A probe as defined in any of claims 1 to 10 for use in the genetic detection of 28M, M552V / I and / or V / L / M555I. 12. A composition comprising at least one probe as defined in claim 11. 13. Use of the composition of the probe according to claim 12 for monitoring in vitro antiviral drug resistance in a patient. 14. An HBV strain of HBV DN present in a biological sample of a patient.

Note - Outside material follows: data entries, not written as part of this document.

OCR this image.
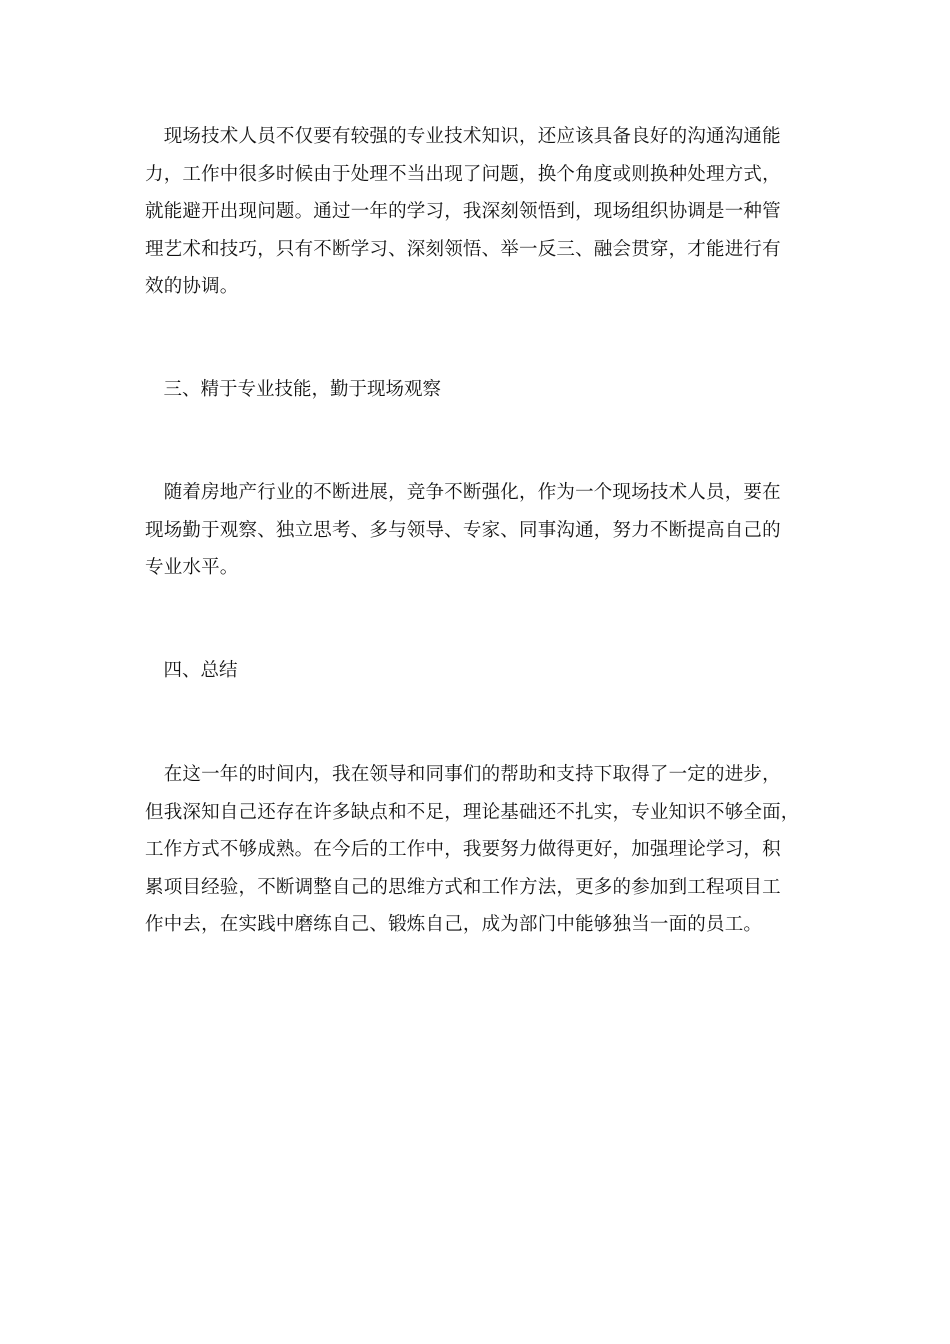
　现场技术人员不仅要有较强的专业技术知识，还应该具备良好的沟通沟通能
力，工作中很多时候由于处理不当出现了问题，换个角度或则换种处理方式，
就能避开出现问题。通过一年的学习，我深刻领悟到，现场组织协调是一种管
理艺术和技巧，只有不断学习、深刻领悟、举一反三、融会贯穿，才能进行有
效的协调。
　三、精于专业技能，勤于现场观察
　随着房地产行业的不断进展，竞争不断强化，作为一个现场技术人员，要在
现场勤于观察、独立思考、多与领导、专家、同事沟通，努力不断提高自己的
专业水平。
　四、总结
　在这一年的时间内，我在领导和同事们的帮助和支持下取得了一定的进步，
但我深知自己还存在许多缺点和不足，理论基础还不扎实，专业知识不够全面，
工作方式不够成熟。在今后的工作中，我要努力做得更好，加强理论学习，积
累项目经验，不断调整自己的思维方式和工作方法，更多的参加到工程项目工
作中去，在实践中磨练自己、锻炼自己，成为部门中能够独当一面的员工。
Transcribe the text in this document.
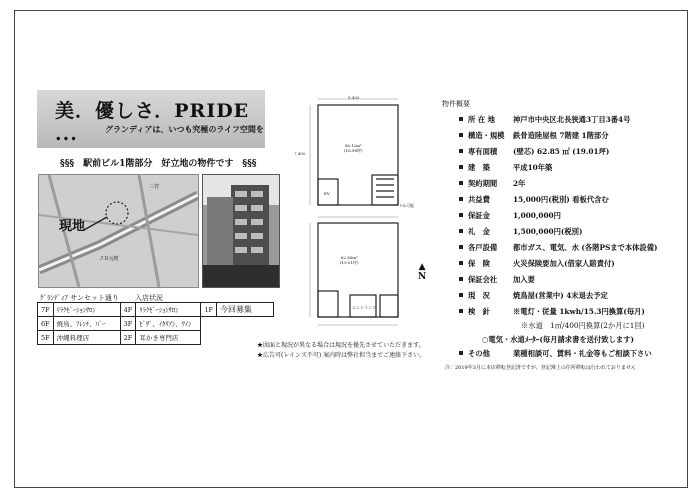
美．優しさ．PRIDE ...	グランディアは、いつも究極のライフ空間を
§§§　駅前ビル1階部分　好立地の物件です　§§§
現地
三宮
ＪＲ元町
ｸﾞﾗﾝﾃﾞｨｱ サンセット通り 入店状況
7F	ﾘﾗｸｾﾞｰｼｮﾝｻﾛﾝ	4F	ﾘﾗｸｾﾞｰｼｮﾝｻﾛﾝ	1F	今回募集
6F	焼鳥、ﾌﾚﾝﾁ、ﾊﾞｰ	3F	ﾋﾟｻﾞ、ｲﾀﾘｱﾝ、ﾜｲﾝ		
5F	沖縄料理店	2F	耳かき専門店		
8,400
7,400
56.12m²
(16.98坪)
62.85m²
(19.01坪)
エントランス
EV
ﾄｲﾚ可能
▲
N
★図面と現況が異なる場合は現況を優先させていただきます。
★広告可(レインズ不可) 案内時は弊社担当までご連絡下さい。
物件概要
所 在 地 神戸市中央区北長狭通3丁目3番4号
構造・規模 鉄骨造陸屋根 7階建 1階部分
専有面積 (壁芯) 62.85 ㎡ (19.01坪)
建　築	平成10年築
契約期間 2年
共益費	15,000円(税別) 看板代含む
保証金	1,000,000円
礼　金	1,500,000円(税別)
各戸設備 都市ガス、電気、水 (各階PSまで本体設備)
保　険	火災保険要加入(借家人賠責付)
保証会社 加入要
現　況	焼鳥屋(営業中) 4末退去予定
検　針	※電灯・従量 1kwh/15.3円換算(毎月)
※水道　1㎥/400円換算(2か月に1回)
○電気・水道ﾒｰﾀｰ(毎月請求書を送付致します)
その他	業種相談可、賃料・礼金等もご相談下さい
注：2019年3月に本店移転登記済ですが、登記簿上の住所移転は行われておりません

Mutations L528M, M552 V / I and / or V / L / M in A polymerase
Anti-H in patients by genetically detecting at least one of 555I
A diagnostic kit for monitoring BV drug resistance, comprising the following components: (i) means, where appropriate, for releasing, isolating or concentrating polynucleic acid present in said biological sample; ii) at least one suitable primer pair, if appropriate; (iii) at least one of the above probes, which may be immobilized on a solid support; (iv) a hybridization buffer, or to obtain said buffer (V) Washing solution, or components necessary to obtain the solution; (vi) If appropriate, means for detecting the hybrid obtained by the above hybridization; (vii) Suitable In some cases, a kit comprising means for attaching the probe to a known location on a solid support. 15. The HBV strain of HBV DN present in a patient biological sample.
Mutations L528M, M552 V / I and / or V / L / M in A polymerase
A line probe assay for monitoring antiviral drug resistance in a patient by genetically detecting at least one of 555I,
The following components: (i) where appropriate, means for releasing, isolating or concentrating polynucleic acids present in a biological sample of a patient; (ii) where appropriate at least one set of suitable (Iii) a probe specifically hybridizing with the L528M target sequence shown in FIG. 1 and HBPr270, HBPr293, HBPr294, HBPr412, HBPr274, HBPr355.
, At least one probe selected from HBPr415, HBPr461 and HBPr468, which is immobilized on a solid support; and / or (iv) specifically with the M552V / I target sequence shown in FIG. Hybridizing probes and HBPr308, HBPr322, HBPr349, HBPr478, HBPr309, HBPr3
18, HBPr426, HBPr427, HBPr463, HBPr315, HBPr363-1, HBPr407, HBPr488, HBP
at least one probe selected from r433-1, HBPr465, HBPr456, HBPr380, HBPr453, HBPr485, HBPr486, HBPr487 and HBPr488, which is immobilized on a solid support; and / or (v) Probes specifically hybridizing with the V / L / M555I target sequence shown in FIG. 1 and HBPr279, HBPr338, HBPr341, HBPr345, HBPr474, HBP
r332, HBPr328, HBPr385, HBPr289, HBPr299, HBPr419, HBPr490, HBPr491, HBP
at least one probe selected from r492, HBPr494, HBPr495 and HBPr496, which is immobilized on a solid support; (vi) a hybridization buffer, or a component necessary for obtaining the buffer; (Vii) a wash solution, or the components necessary to obtain said solution; (viii) an assay comprising means for detecting the hybrids obtained by the above hybridization, where appropriate. 16. The sequence shown in FIG. 1 (SEQ ID NO 50-86 and SEQ ID NO
107-109), or a fragment thereof, or an isolated nucleic acid which comprises at least 10 contiguous nucleotides as shown in Figure 1 and comprises amino acids 528,552 of HBV DNA polymerase.
Or an isolated nucleic acid comprising one of the codons encoding 555.